The decline in death rates in colorectal cancer is accelerating. Prostate cancer death rates are declining in all racial and ethnic populations.
In melanoma, the increase in incidence trends has slowed, especially among men for whom rates were stable from 2000-2004.
But there is also some not so good news, as reflected in the report of the unequal health status of the AI/AN population.
We continue to make progress, but as I have noted previously, we still have a long way to go.
We hope some of the trends are real and will be longlasting, such as the declines in breast cancer rates. But we must be aware that they may also be due to factors that are not good, such as declining use of screening mammography which means that cancers which are present (and treatable) are not being diagnosed.
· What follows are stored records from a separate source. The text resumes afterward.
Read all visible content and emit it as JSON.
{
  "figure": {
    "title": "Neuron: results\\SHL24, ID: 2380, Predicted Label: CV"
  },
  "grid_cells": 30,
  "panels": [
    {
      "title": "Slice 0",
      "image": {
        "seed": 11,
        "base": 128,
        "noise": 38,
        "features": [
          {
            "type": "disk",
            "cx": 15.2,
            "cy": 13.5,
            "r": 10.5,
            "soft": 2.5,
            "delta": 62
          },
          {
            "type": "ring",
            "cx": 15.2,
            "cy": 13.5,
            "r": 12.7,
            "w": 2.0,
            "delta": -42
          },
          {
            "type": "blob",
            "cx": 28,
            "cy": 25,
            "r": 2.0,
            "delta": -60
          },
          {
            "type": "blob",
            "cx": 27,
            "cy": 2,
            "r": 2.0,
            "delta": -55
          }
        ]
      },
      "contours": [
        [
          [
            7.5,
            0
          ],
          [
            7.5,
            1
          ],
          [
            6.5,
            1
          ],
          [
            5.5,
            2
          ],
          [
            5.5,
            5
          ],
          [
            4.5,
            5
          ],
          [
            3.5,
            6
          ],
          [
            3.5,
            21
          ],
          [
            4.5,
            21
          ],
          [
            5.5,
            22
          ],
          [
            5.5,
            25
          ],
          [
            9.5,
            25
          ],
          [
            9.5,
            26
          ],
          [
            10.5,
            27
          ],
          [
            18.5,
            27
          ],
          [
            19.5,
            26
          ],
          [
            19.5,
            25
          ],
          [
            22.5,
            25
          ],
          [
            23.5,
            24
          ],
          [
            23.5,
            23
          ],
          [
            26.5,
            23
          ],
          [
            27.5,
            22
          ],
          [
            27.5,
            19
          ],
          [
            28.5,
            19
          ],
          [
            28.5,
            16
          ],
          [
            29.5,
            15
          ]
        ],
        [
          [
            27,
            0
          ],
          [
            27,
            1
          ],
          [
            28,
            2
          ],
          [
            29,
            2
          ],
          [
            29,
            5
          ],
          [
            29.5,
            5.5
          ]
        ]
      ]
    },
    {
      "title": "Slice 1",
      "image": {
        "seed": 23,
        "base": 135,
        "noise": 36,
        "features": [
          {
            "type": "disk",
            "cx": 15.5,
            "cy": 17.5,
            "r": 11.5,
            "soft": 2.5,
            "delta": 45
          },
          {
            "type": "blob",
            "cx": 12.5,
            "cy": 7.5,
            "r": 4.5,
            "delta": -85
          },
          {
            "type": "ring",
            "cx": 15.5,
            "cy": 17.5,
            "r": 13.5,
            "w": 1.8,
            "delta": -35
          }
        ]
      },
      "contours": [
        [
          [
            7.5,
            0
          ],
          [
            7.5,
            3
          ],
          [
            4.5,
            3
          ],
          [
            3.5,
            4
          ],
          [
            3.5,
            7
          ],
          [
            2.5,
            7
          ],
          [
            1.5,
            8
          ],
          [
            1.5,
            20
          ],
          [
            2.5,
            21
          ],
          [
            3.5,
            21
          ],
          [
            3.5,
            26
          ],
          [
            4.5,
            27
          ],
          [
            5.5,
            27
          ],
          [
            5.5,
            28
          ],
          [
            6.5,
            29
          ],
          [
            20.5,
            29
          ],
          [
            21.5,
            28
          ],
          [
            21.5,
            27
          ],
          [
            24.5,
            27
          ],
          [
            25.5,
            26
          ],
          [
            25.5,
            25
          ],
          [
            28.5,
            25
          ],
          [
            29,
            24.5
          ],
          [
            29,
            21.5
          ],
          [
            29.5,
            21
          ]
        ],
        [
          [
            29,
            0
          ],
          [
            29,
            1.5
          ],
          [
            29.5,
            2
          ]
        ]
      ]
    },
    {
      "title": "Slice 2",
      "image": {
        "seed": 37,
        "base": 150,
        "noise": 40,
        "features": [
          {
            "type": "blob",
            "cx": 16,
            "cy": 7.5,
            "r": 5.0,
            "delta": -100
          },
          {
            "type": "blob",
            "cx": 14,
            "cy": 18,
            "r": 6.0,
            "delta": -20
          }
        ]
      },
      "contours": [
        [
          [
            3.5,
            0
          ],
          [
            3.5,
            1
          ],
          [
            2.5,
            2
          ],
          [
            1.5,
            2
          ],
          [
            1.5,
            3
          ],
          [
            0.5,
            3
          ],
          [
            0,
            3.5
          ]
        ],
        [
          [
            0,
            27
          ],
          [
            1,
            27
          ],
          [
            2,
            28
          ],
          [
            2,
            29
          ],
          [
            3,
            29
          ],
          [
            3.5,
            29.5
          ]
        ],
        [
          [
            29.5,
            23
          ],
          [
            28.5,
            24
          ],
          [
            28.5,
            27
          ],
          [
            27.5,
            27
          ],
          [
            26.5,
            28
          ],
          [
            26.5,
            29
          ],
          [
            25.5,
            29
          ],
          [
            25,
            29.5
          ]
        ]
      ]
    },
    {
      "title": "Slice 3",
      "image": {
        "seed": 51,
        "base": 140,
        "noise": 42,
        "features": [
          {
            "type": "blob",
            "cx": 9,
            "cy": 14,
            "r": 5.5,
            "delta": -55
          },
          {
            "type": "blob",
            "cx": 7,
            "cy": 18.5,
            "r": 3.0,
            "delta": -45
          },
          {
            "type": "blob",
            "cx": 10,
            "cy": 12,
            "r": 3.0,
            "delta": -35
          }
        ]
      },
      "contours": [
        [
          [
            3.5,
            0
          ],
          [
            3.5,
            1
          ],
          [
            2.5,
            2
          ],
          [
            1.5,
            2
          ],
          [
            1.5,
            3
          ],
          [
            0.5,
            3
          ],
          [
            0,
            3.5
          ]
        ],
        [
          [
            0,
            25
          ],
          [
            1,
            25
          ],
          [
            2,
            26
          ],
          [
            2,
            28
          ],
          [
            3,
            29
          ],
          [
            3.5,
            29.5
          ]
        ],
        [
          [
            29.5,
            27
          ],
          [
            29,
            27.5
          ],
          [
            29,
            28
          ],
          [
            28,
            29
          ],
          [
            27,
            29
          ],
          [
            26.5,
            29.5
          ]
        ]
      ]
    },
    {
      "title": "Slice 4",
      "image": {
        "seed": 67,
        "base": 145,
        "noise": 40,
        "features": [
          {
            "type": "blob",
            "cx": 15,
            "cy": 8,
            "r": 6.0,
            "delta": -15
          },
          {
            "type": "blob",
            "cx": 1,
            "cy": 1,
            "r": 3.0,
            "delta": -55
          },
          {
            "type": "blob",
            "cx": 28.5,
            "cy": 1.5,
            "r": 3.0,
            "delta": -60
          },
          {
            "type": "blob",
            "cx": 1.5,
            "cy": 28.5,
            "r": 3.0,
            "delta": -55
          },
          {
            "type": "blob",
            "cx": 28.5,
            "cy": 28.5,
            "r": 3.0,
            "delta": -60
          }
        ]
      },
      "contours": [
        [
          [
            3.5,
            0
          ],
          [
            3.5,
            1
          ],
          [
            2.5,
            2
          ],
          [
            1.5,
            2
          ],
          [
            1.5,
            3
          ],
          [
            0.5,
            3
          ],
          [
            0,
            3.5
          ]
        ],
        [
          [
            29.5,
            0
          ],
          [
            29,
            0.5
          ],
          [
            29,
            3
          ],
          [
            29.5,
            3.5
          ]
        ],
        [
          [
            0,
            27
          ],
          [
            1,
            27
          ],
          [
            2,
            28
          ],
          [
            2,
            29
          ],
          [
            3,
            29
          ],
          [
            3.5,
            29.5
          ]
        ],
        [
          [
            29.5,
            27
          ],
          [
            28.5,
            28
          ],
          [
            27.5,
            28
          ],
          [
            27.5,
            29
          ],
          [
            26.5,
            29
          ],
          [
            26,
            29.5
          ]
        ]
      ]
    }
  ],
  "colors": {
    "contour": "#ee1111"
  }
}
As the population in the United States continues to get larger and becomes older (aging is the most important risk factor for breast cancer), we must redouble our vigilance, our medical efforts and our research.
We must continue to do what we already knows works, namely emphasizing our efforts for the prevention and early detection of cancer, as well as being certain that every person diagnosed with cancer has access to the right treatment at the right time.
But, as the American Cancer Society has highlighted over the past month and as the data from the American Indian/Alaska Native data confirms, we must address the access to health care in this country, to assure that everyone has the opportunity to do the best for their health and for themselves.
If we don’t continue all of these efforts, we face the prospect of not maintaining the gains highlighted by this article.
That would be a sad report to deliver to the nation and to the world.